Cartier combines ceramic arts with the art of composition, to which marquetry belongs, by enamelling the spots on the coat and eyes. The rich colour palette contrasts black and white with a large number of shades between opaline and yellow. The gaze comes to life with sparkle, shine and depth, an expression of Cartier’s figurative and realist art. The spots in the background are created with miniature paint. Brought to life after more than 100 hours, 97 of which are spent on the dial alone.
This year, designers and craftsmen from the Maison des Métiers d’Art have adapted the filigree technique to be used with enamel. With this technique, the enamel powder is heated, and the glass is stretched until it takes the shape of bamboo, before being set and fixed to the dial by tiny strands of yellow gold. This creates the bamboo effect used in the foreground. To add perspective to the motif and play with the effects of depth, the craftsmen had to turn to other areas of expertise: domed champlevé enamel for the bamboo in the background and black spots of the beast’s fur and eyes, as well as miniature painting for the sky and the background bamboo. With a scene entirely dedicated to the Maison’s emblematic animal, this watch is available in a limited edition of 30 individually numbered piece.

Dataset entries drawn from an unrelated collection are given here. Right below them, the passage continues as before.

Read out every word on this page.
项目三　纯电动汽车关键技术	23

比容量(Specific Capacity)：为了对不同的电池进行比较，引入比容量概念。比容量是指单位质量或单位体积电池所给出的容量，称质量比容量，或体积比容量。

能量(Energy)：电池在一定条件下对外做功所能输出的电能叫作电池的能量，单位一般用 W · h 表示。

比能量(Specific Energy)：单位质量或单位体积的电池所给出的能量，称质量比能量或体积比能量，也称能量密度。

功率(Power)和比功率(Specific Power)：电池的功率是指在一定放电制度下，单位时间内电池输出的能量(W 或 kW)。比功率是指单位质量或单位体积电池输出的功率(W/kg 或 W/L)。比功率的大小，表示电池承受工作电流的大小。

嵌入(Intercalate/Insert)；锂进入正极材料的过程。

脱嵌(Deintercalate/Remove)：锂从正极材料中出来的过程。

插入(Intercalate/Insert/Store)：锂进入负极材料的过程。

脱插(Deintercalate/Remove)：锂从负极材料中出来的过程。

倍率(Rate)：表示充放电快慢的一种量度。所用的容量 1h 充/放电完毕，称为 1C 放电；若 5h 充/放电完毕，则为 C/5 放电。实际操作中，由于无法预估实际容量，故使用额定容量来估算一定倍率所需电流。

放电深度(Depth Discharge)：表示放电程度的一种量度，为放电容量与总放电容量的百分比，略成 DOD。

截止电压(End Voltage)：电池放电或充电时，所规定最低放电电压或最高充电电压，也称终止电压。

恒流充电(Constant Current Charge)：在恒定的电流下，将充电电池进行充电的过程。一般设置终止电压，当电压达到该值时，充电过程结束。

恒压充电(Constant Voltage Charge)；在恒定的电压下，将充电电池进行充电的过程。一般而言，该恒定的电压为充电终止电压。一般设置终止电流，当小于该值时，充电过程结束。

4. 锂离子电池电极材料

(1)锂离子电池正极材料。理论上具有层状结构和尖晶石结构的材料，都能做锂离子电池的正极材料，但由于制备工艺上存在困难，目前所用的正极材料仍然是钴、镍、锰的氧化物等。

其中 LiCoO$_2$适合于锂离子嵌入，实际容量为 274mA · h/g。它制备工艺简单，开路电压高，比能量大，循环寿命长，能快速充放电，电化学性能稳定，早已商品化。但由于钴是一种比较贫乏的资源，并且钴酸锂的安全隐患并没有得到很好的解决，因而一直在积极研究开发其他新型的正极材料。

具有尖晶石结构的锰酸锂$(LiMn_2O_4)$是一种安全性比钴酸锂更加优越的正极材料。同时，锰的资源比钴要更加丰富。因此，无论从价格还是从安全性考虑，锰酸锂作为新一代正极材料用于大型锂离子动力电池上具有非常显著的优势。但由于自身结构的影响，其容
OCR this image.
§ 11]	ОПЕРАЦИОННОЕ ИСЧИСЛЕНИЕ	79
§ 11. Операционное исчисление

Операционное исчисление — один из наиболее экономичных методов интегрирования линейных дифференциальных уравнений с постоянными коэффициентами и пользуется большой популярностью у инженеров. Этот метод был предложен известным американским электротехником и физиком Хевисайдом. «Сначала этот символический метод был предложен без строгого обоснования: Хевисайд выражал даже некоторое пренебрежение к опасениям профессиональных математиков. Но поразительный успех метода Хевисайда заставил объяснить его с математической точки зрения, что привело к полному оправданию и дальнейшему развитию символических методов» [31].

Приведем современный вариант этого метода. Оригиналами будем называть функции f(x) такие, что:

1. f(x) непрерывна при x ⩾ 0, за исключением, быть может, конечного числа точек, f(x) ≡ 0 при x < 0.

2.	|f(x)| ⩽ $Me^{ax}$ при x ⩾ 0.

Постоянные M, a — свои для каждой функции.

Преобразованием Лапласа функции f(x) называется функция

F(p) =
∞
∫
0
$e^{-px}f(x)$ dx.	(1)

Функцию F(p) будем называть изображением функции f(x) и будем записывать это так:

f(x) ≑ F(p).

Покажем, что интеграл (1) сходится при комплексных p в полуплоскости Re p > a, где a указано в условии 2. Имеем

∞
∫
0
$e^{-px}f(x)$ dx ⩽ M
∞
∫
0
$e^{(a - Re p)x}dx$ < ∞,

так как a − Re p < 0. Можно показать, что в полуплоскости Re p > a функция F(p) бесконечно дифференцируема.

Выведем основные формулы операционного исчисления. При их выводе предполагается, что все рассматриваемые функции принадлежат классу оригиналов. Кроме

The Cartier Privé collection highlights the design of the Maison’s legendary watches. This year it is the Tank Asymétrique’s turn to enter the exclusive circle of this connoisseurs’ club in a limited edition of 100 numbered pieces. The Tank was Louis Cartier’s bright idea to give a watch the shape of a rectangle in 1917, at a time when timepieces were round. From 1917 to 1936, it saw multiple incarnations. When it appeared in 1936, the Tank Asymétrique watch – also known at the time as the Parallélogramme or Losange – marked a break with tradition: unlike any other watch, it questioned the established order of things. Everything on the dial was shifted 30 degrees to the right. With its two horizontal shafts connected by two oblique ones, and its numerals off-set by 30° to the right, the presence of this new Tank Asymétrique on the wrist is striking. In its refined volume, Cartier watchmakers have included the Manufacture 1917 MC movement. On the dial, the Arabic numerals and their separating indexes have been completely redesigned. The watch is available in pink gold, in yellow gold and in platinum. The made-to-measure straps are fitted with an ardillon buckle.